Smoke from distant fires creates colorful sunrise in Iowa
JOHNSTON — Iowans who happened to be up for sunrise today got a rare treat. Smoke from wildfires in Alberta, Canada, is filtering high over Iowa and it’s making the sun appear as a golden-reddish-orange ball.
Meteorologist Brooke Hagenhoff, at the National Weather Service, says the phenomenon should be visible at sunset tonight, too, and for that matter, the sun and sky may look unusual all day, perhaps longer.
“It’s really making kind of that reddish look to the sky. It’s gonna look pretty hazy most of the day,” Hagenhoff says. “Right now, it looks like that hazy sky’s going to hang on at least through tomorrow. We do have a cold front coming through on Thursday with some thunderstorms that may help to push some of it out as we get into the end of the week.”

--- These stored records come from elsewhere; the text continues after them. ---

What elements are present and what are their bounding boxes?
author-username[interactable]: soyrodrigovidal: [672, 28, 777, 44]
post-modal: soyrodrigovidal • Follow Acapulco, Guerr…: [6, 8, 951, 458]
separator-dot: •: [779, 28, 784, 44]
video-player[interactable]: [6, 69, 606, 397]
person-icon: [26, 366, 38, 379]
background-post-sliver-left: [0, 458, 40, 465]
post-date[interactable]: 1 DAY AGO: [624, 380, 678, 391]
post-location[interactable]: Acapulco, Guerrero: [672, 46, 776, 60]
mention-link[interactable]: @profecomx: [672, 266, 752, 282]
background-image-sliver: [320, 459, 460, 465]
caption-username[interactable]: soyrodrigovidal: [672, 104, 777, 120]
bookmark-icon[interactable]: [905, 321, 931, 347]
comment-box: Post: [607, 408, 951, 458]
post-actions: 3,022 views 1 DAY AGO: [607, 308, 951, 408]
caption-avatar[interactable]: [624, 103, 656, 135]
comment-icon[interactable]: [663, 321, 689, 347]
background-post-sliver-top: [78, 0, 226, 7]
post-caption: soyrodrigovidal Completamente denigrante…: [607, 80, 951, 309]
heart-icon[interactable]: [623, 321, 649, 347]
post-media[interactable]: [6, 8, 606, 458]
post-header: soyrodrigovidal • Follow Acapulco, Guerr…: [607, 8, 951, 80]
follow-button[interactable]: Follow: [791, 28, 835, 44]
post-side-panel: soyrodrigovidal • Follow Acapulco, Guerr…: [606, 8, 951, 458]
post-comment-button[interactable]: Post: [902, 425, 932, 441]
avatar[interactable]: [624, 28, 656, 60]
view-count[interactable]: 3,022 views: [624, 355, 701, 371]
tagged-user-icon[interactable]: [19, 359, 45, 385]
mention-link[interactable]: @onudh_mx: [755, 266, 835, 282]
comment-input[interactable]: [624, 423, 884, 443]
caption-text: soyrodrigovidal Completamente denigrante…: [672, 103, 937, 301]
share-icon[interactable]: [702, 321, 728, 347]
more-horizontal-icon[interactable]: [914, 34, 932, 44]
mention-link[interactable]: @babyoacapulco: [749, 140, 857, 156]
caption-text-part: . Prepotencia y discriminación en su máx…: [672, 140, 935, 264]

Iowans who have certain health issues and difficulty breathing should not feel any ill affects from the smoke, as it’s far up in the atmosphere, perhaps 20,000 feet up. Plus, she says, it doesn’t even smell like smoke outside. “In the afternoon, sometimes this time of year, whenever it’s warm, you can get some deeper mixing as the ground kind of warms up. That could start to pull some of it down, but again, just how much is kind of an unknown,” Hagenhoff says. “So just something to use caution. Of course, there are air quality products out there so anyone with concerns would want to check to see what those levels may be.”
There are at least 90 wildfires now burning in Canada with more than 20 of them out of control. More than 20,000 Canadians have been evacuated from their homes because of the fires, and cities like Calgary are under alerts due to poor air quality. Hagenhoff doesn’t anticipate anything similar here and the smoke is so high aloft, it doesn’t even appear on radar over Iowa. The odd-looking sky could persist, though.
“Because it’s such a small-scale thing with the fires in Canada, and how that’s going to interact with our systems, and how it gets drug down,” she says, “it’s a little tough to kind of figure out exactly where we’ll be with any kind of length into the future past a couple days.” The federal government runs a website called simply, AirNow, and it’s focused on fires and smoke.
The site includes a color-coded map through which you can zoom in on individual Iowa counties to check on air quality.